Alien Vs. Predator
starring Samaa Latham, Raoul Bova, Lance Henriksen, Ewen Bremner, Colin Salmon, Tommy Flanagan, Carsten Norgaard, Tom Woodruff, Jr. and Ian Whyte
written by Paul S. Anderson
directed by Paul S. Anderson
I first saw this movie last summer in a movie theater and so I knew it was supremely silly when I decided to rent it on video and watch it again at home. And let me say right away that in the contest between the Alien and the Predator I side with the manoid Predator. But it was better diversionary entertainment than Secret Window, which I rented at the same time. Predator and Alien are the best, scariest extra terrestrials to come out of Hollywoodin the last couple of decades, and the question of which is better is not settled in this movie. By the end of it we are still left with the possibility of an “Alien Vs. Predator 2.”
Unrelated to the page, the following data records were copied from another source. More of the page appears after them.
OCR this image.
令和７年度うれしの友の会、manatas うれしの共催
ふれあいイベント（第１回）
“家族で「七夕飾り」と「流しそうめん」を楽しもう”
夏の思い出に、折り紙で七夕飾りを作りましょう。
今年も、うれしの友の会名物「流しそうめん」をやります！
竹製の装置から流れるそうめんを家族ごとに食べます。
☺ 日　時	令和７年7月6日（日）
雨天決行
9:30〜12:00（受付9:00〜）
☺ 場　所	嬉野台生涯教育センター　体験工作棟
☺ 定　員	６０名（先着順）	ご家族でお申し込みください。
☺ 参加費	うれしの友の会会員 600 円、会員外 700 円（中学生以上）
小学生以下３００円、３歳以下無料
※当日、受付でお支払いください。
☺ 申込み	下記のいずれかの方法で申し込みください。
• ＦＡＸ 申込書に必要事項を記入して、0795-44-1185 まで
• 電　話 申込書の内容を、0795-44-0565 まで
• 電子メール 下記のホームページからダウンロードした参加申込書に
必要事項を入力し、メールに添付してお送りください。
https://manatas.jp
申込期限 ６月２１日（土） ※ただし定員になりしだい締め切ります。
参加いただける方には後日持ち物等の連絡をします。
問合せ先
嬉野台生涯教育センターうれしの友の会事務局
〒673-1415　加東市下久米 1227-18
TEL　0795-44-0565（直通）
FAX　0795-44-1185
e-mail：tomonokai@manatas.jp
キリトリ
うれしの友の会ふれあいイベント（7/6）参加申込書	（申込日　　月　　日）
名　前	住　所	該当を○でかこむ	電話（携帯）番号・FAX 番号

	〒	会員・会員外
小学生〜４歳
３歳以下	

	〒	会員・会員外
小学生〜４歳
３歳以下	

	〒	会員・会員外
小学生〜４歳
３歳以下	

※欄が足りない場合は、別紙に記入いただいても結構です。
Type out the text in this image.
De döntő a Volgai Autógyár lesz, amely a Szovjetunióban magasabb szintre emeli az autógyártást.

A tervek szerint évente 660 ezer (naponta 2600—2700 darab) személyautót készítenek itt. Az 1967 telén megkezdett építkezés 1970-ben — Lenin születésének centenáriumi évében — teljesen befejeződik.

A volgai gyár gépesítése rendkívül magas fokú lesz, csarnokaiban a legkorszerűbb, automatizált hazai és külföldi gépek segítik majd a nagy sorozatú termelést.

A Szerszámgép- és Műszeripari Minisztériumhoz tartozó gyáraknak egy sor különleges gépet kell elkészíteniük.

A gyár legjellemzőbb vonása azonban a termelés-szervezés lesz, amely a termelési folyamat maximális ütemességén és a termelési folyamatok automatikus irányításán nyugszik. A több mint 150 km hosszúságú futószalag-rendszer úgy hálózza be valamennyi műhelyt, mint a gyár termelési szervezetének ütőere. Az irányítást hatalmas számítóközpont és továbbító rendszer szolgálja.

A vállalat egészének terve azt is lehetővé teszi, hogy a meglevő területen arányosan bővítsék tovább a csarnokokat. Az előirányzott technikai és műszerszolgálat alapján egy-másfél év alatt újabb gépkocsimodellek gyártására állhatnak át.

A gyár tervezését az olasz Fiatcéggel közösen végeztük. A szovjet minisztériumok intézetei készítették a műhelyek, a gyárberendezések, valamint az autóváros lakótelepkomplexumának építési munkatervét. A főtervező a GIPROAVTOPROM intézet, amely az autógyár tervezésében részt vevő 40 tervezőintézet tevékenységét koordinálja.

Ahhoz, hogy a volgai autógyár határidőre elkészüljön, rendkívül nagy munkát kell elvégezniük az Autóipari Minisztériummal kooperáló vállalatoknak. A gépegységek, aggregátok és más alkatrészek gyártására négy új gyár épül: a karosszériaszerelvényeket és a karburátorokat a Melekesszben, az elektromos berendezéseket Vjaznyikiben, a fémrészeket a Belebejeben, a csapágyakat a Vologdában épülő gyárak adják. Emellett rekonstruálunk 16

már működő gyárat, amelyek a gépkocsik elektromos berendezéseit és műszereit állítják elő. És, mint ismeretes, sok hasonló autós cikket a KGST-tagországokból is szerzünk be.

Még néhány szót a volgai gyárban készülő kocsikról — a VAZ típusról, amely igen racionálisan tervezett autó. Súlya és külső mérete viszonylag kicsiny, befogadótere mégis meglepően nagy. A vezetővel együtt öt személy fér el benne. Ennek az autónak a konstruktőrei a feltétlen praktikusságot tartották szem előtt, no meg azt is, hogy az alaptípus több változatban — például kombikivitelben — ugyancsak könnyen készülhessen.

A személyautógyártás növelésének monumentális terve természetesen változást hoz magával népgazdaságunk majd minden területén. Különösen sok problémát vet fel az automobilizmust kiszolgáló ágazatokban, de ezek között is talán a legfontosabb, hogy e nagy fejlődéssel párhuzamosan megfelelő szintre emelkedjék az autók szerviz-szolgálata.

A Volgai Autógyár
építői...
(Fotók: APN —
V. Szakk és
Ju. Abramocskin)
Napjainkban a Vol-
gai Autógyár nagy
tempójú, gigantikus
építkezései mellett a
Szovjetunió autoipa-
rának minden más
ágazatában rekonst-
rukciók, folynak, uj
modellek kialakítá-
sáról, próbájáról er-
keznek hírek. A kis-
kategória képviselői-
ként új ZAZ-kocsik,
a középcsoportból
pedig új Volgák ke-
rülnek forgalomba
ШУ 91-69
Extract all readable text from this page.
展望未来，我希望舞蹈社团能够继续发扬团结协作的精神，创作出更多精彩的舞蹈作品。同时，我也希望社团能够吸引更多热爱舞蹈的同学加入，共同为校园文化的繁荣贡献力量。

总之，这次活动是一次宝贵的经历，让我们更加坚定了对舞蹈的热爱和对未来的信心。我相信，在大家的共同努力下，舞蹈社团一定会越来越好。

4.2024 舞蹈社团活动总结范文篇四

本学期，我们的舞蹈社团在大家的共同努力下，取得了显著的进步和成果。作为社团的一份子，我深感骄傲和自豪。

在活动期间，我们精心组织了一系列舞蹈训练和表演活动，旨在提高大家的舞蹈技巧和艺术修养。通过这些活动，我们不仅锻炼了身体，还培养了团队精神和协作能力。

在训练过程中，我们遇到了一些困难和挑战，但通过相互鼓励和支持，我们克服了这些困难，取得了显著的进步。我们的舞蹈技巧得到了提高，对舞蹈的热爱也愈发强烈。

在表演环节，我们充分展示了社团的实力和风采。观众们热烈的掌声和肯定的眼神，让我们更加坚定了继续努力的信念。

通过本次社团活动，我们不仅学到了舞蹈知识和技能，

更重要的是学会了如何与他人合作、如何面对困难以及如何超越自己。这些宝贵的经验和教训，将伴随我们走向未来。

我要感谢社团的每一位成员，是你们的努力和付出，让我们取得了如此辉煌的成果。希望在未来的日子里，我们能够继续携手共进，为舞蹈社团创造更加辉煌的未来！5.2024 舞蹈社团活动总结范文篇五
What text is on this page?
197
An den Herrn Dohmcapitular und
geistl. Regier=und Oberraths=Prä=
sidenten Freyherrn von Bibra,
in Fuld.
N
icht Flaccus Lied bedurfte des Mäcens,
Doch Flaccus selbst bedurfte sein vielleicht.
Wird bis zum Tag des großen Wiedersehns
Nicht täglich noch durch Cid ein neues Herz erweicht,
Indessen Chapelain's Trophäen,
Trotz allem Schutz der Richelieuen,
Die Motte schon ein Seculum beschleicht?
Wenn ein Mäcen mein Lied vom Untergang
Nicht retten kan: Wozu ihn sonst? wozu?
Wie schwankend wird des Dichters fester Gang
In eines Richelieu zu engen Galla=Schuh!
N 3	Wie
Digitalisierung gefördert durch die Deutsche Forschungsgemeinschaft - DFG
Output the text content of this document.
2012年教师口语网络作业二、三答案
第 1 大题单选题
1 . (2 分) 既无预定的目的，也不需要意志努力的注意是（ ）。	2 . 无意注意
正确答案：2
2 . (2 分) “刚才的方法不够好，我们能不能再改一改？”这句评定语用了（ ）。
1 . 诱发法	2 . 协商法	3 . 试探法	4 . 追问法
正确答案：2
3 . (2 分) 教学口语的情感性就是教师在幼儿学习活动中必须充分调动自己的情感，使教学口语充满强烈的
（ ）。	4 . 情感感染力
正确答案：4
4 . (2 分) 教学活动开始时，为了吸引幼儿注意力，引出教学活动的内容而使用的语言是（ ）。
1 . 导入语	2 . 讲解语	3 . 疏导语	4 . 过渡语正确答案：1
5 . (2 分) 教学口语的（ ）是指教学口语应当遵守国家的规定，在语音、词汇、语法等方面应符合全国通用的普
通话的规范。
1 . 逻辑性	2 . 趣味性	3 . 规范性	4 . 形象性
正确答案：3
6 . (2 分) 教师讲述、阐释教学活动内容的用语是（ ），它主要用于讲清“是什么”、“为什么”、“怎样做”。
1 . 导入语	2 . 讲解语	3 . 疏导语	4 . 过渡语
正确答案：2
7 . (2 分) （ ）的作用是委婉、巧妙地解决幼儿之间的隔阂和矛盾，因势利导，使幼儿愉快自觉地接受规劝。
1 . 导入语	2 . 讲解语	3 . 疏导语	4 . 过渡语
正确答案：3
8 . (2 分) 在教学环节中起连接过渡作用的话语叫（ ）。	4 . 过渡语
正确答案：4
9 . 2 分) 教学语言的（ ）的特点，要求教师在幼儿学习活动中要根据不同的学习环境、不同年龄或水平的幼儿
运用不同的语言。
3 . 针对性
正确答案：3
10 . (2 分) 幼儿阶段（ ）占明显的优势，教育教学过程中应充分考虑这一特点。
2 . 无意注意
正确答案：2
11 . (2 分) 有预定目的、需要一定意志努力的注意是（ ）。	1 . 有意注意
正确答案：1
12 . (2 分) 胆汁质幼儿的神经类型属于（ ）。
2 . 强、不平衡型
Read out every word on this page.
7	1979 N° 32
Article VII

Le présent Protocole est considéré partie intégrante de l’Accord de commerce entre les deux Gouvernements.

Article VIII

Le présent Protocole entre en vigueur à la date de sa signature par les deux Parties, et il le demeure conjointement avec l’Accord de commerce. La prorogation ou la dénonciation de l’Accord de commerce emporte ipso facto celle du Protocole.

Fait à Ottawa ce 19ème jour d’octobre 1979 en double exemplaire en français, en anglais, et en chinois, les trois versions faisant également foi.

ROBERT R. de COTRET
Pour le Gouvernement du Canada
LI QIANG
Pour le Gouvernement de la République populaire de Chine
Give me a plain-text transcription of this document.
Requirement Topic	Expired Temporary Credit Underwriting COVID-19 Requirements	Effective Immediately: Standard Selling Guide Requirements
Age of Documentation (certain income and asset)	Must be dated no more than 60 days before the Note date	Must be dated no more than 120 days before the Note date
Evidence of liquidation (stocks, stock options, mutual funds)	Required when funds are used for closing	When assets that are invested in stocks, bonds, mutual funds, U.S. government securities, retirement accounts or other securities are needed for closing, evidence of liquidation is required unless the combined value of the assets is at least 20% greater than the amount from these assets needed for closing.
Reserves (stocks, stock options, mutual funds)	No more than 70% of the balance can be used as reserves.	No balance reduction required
Moviegoers are asked to forget what they know from Alien and Predator. Originally, the Alien films starring Sigourney Weaver were set a couple of centuries in the future. But in AVP the Alien is brought back into the present. Next, Predatorfans remember that the original explanation of the Predator is that he was a hunter attracted to heat and violence. But AVP rewrites the premise and paints the Predator as an ancient alien visitor to Earth who is responsible for the first Earth civilization and who taught humans how to build pyramids.
Lance Henriksen is the most interesting element here. In the original Alien movie he played the android, Bishop, whom Ripley hates. In AVP the same actor, Henriksen, plays Charles Bishop Weyland, a leader in the modern robotics industry. So it is funny that Bishop is cloned in the form of future androids that also take his name. It’s a neat way of recycling an actor who has been around Hollywood long enough - kind of like getting an actor to play himself in a movie about his own life, or something.